French justice minister's brother sentenced, again
PARIS, Aug 21 (Reuters) A brother of France's justice minister, already convicted of drug trafficking, was sentenced to a year in prison for drug offences today, just after his sister pushed through tougher sentences for repeat offenders.
An appeals court in the eastern French city of Nancy imposed the sentence on Jamal Dati, one of 11 siblings of Justice Minister Rachida Dati, for consuming and selling heroin in 2005.
A different court had already sentenced him to a six-month suspended jail term earlier this year but the prosecution appealed, arguing that the sentence was too light since Dati had been convicted of similar offences previously.
Dati's lawyer, Gerard Michel, had urged the appeals court to stick to the earlier ruling.
''Mr Dati has had a bit of a particular life,'' Michel told the court. ''(His father) decided his 12 children would succeed.
...Several became engineers, one is a judge,'' he said, without explicitly naming Rachida Dati, a trained judge.
Dati's other lawyer, Frederic Berna, said his client would appeal today's ruling. ''In relation to other cases of the same type, the sentence is extremely severe,'' Berna told Reuters.
Jamal Dati was given a three-year jail sentence for drug trafficking six years ago, after being fined for drug use in 1995.

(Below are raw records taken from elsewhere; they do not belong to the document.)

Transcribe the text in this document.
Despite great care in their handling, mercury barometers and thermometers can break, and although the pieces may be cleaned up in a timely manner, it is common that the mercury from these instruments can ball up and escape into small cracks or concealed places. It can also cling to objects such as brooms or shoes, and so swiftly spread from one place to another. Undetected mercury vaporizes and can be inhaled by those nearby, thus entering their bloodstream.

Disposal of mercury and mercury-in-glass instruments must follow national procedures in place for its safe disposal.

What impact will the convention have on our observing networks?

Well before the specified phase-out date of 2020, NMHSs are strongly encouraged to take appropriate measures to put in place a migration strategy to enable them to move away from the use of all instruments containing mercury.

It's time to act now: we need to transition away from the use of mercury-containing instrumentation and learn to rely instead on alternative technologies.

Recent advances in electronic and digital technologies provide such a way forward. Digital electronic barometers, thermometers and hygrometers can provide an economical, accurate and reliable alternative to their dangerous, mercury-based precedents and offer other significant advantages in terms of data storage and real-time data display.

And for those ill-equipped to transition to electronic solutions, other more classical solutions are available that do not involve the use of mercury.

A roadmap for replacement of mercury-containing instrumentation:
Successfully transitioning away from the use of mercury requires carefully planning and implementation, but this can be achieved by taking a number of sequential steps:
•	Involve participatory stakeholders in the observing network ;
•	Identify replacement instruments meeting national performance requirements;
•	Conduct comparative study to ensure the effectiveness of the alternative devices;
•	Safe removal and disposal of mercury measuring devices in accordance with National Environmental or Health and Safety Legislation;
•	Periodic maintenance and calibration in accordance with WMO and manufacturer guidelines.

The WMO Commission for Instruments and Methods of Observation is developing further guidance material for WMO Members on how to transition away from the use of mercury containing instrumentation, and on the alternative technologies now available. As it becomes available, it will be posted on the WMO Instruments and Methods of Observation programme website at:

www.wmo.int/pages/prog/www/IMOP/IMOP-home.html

The court's hearing on his case last month fell on the same day as his sister's defence of a new bill introducing tougher sentences for repeat offenders.
Rachida Dati told radio last month: ''All families go through difficult times, difficult events, difficult phases.'' She declined further comment as inappropriate.
The daughter of a Moroccan bricklayer and an illiterate Algerian housewife, Dati became a symbol of President Nicolas Sarkozy's ethnically diverse cabinet on her appointment in May, but she had a difficult start.
Her chief of staff quit after barely a month amid reports of a personality clash, denied by both sides. Three other top advisers have also quit, departures Dati dismissed as ordinary staff changes.
This month, the case of a convicted paedophile suspected of raping a five-year-old boy shortly after his release from prison stirred a fresh debate over repeat offenders.
Some magistrates say the case highlighted the inefficiencies and lack of funding in France's justice system. They say it is pointless to keep voting new laws without the funds to make sure new rules are applied.